B-Movie or Boring Movie?

We know Dead Reset is a B-Movie type horror game, but that B may as well stand for Boring-because it genuinely is boring most of time-and it’s only 2 hours long! The B could stand for Banal too, but there are times when Dead Reset does bring its own punch to the party-even if that punch has been spiked by claret and entrails.
Sometimes Cole will be required to make urgent choices due to an imminent threat. In these situations your selected decision can either get Cole out of a perilous predicament, or he’ll become victimized by it. Victimization isn’t the end however, as Cole will only temporarily drop dead, but then he’ll return right back into another perilous predicament and given other choices to proceed you can take advantage of.
It is at least a little interesting to see what will kill Cole and what will save him, but thankfully whatever you decide will move the game forward without forcing you to retry. Therefore, you can readily enjoy Dead Reset and indulge in any option you give Cole, and rejoice in seeing him destroyed just to return and continue onwards.
Keep in mind though, that your treatment of other characters will either help or hinder you. In our playthrough, we decided not to help a teammate and even though he survived, he remembered your unwillingness to save him, and he made us pay for it later.
The FMV format certainly works its magic, and there’s always intrigue in seeing how scenes and the general story plays out with every single branch Dead Reset leads you down. This FMV formula is worn and could do with an evolution, but it does work-even if the game surrounding it is very flawed.

Resetting A Dead Corpse

If you don’t mind sitting through an interactive FMV videogame, Dead Reset might be grotesque and weird enough to keep your attention for 10 minutes, and along with Cole’s ability to return from death and carry on to give you more decisions that’ll either help or hinder him, Dead Reset does have ways to hook you in.
The major flaws within Dead Reset are that the characters are so dull, the dialogue is so awful, and the environments are so plain to such an extent the whole experience becomes really old before its two-hour runtime concludes.
Dead Reset has horror, it can gross you out, and the choices and their deviating paths encourage experimentation-but its low-budget thrills quickly decay into rot as it fails to hold your attention or invigorate you in surprising new ways.

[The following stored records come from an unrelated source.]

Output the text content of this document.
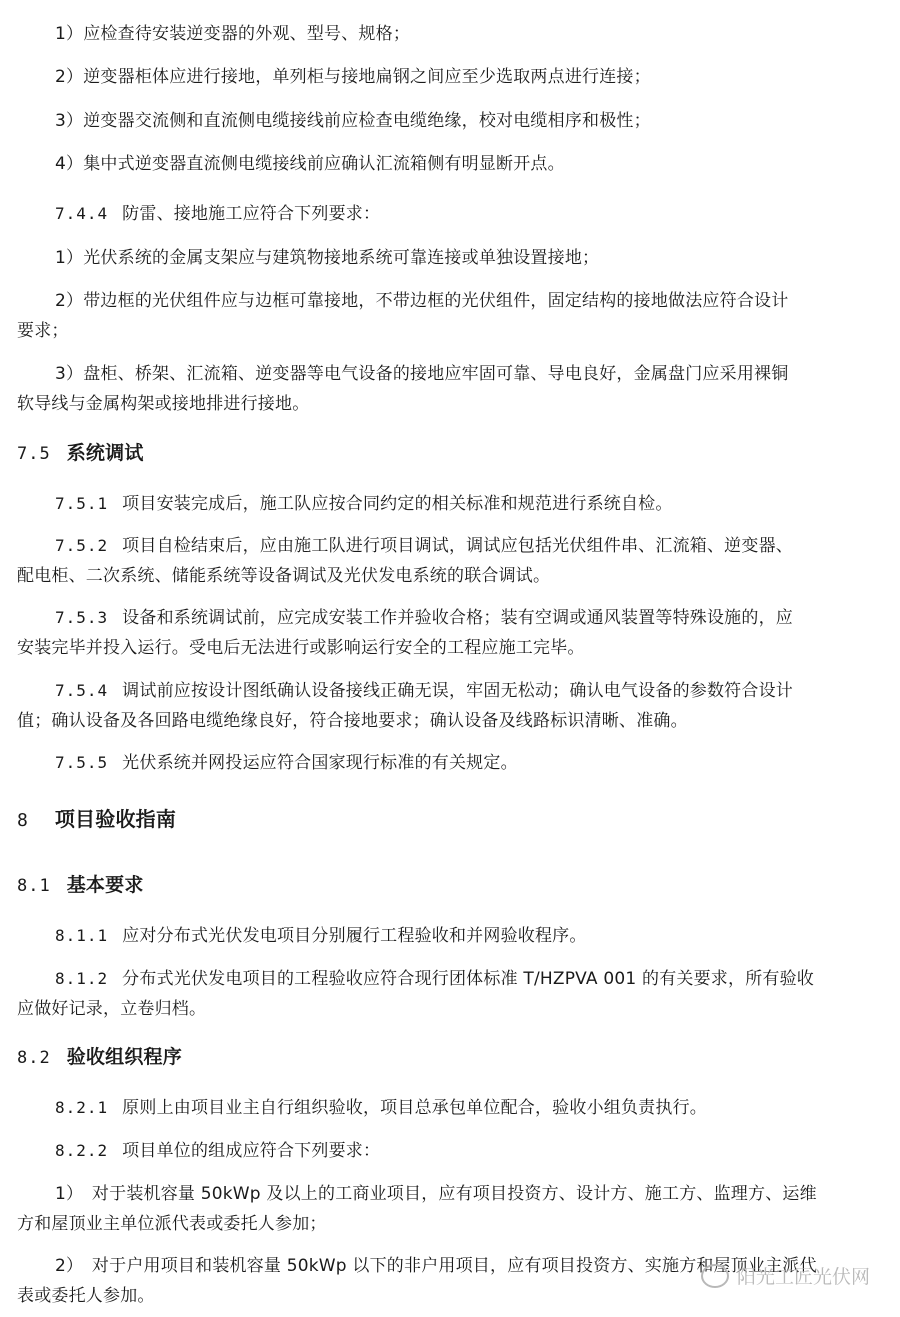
1）应检查待安装逆变器的外观、型号、规格；
2）逆变器柜体应进行接地，单列柜与接地扁钢之间应至少选取两点进行连接；
3）逆变器交流侧和直流侧电缆接线前应检查电缆绝缘，校对电缆相序和极性；
4）集中式逆变器直流侧电缆接线前应确认汇流箱侧有明显断开点。
7.4.4 防雷、接地施工应符合下列要求：
1）光伏系统的金属支架应与建筑物接地系统可靠连接或单独设置接地；
2）带边框的光伏组件应与边框可靠接地，不带边框的光伏组件，固定结构的接地做法应符合设计
要求；
3）盘柜、桥架、汇流箱、逆变器等电气设备的接地应牢固可靠、导电良好，金属盘门应采用裸铜
软导线与金属构架或接地排进行接地。
7.5 系统调试
7.5.1 项目安装完成后，施工队应按合同约定的相关标准和规范进行系统自检。
7.5.2 项目自检结束后，应由施工队进行项目调试，调试应包括光伏组件串、汇流箱、逆变器、
配电柜、二次系统、储能系统等设备调试及光伏发电系统的联合调试。
7.5.3 设备和系统调试前，应完成安装工作并验收合格；装有空调或通风装置等特殊设施的，应
安装完毕并投入运行。受电后无法进行或影响运行安全的工程应施工完毕。
7.5.4 调试前应按设计图纸确认设备接线正确无误，牢固无松动；确认电气设备的参数符合设计
值；确认设备及各回路电缆绝缘良好，符合接地要求；确认设备及线路标识清晰、准确。
7.5.5 光伏系统并网投运应符合国家现行标准的有关规定。
8 项目验收指南
8.1 基本要求
8.1.1 应对分布式光伏发电项目分别履行工程验收和并网验收程序。
8.1.2 分布式光伏发电项目的工程验收应符合现行团体标准 T/HZPVA 001 的有关要求，所有验收
应做好记录，立卷归档。
8.2 验收组织程序
8.2.1 原则上由项目业主自行组织验收，项目总承包单位配合，验收小组负责执行。
8.2.2 项目单位的组成应符合下列要求：
1）　对于装机容量 50kWp 及以上的工商业项目，应有项目投资方、设计方、施工方、监理方、运维
方和屋顶业主单位派代表或委托人参加；
2）　对于户用项目和装机容量 50kWp 以下的非户用项目，应有项目投资方、实施方和屋顶业主派代
表或委托人参加。
阳光工匠光伏网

Dead Reset is set to release on September 11th 2025 for PS5, PS4, Xbox Series S/X, Xbox One, Nintendo Switch and PC.

Review copy was kindly provided by the publisher.

Score

3

The Final Word

Dead Reset has horror, it can gross you out, and the choices and their deviating paths encourage experimentation-but its low-budget thrills quickly decay into rot as it fails to hold your attention or invigorate you in surprising new ways.